1 pound carrots, cut into 1/4-inch slices
1 pound parsnips, cut into 1/4-inch slices
4-1/2 teaspoons butter
1/4 cup plus 2 tablespoons reduced-calorie pancake syrup
1/4 cup orange juice
2 teaspoons grated orange zest
1/2 teaspoon salt
1 teaspoon minced fresh parsley

Steps:

  • In a large skillet, cook and stir carrots and parsnips over medium heat in butter for 5 minutes. Combine the pancake syrup, orange juice, orange zest and salt; pour over carrot mixture. Cook over medium-high heat until mixture comes to a boil. Cover and cook for 6-7 minutes or until vegetables are crisp-tender. , Uncover; cook 1-2 minutes longer or until vegetables are tender and syrup mixture thickens and coats vegetables. Sprinkle with parsley.

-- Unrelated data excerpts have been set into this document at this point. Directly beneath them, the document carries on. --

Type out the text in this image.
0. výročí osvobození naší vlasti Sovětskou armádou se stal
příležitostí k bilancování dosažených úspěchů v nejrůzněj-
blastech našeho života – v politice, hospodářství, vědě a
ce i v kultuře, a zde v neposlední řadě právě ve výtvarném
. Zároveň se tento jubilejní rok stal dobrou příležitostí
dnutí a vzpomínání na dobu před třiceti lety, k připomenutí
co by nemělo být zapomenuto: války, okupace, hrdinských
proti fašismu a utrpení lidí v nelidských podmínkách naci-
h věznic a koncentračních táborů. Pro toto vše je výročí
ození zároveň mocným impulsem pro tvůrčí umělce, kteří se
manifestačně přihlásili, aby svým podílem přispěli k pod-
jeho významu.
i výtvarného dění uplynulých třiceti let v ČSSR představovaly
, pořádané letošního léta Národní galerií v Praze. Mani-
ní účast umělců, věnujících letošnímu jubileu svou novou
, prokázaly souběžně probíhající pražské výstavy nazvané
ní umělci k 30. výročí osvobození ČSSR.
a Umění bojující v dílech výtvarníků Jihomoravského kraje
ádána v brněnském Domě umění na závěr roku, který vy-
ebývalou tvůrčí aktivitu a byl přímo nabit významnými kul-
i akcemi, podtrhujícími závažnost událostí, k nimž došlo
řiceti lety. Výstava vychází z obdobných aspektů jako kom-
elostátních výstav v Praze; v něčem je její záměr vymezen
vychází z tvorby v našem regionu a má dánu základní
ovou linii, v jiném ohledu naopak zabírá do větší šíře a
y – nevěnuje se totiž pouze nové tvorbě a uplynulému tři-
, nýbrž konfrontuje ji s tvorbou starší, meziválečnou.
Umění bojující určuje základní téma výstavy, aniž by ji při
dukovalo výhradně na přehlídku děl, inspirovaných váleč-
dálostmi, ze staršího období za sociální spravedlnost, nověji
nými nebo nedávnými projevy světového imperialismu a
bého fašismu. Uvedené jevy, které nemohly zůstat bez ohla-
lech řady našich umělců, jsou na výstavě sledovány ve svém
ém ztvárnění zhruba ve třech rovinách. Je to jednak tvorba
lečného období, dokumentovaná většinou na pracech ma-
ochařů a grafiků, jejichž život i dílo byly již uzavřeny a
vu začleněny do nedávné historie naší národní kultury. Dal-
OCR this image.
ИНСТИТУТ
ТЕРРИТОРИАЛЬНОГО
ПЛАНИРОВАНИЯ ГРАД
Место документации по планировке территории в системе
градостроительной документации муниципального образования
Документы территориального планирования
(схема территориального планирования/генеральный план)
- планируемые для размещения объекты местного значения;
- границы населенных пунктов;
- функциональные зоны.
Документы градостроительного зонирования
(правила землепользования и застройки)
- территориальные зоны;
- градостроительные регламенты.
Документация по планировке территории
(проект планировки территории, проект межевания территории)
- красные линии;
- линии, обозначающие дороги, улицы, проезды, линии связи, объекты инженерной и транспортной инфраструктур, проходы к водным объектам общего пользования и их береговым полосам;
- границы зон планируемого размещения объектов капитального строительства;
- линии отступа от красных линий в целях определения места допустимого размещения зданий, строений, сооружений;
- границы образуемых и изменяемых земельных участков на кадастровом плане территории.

Nutrition Facts : Calories 144 calories, Fat 3g fat (2g saturated fat), Cholesterol 8mg cholesterol, Sodium 279mg sodium, Carbohydrate 29g carbohydrate (0 sugars, Fiber 4g fiber), Protein 2g protein. Diabetic Exchanges

Tips:

  • Choose fresh, tender carrots and parsnips. Look for carrots that are bright orange and smooth, without any blemishes. Parsnips should be firm and white, with no signs of wilting.
  • Peel and cut the carrots and parsnips into uniform pieces. This will help them cook evenly.
  • Toss the carrots and parsnips with olive oil, salt, and pepper. This will help them to brown and caramelize in the oven.
  • Roast the carrots and parsnips at a high temperature until they are tender and slightly browned. This will take about 20-25 minutes.
  • Make the glaze while the carrots and parsnips are roasting. This will give it time to thicken and develop flavor.
  • Brush the glaze over the carrots and parsnips before serving. This will give them a sweet and shiny coating.
  • Garnish the carrots and parsnips with chopped chives before serving. This will add a pop of color and freshness.

Conclusion:

Glazed carrots and parsnips with chives are a delicious and easy-to-make side dish that is perfect for any occasion. They are roasted until tender and caramelized, then coated in a sweet and flavorful glaze. The chives add a pop of color and freshness. This dish is sure to please everyone at your table.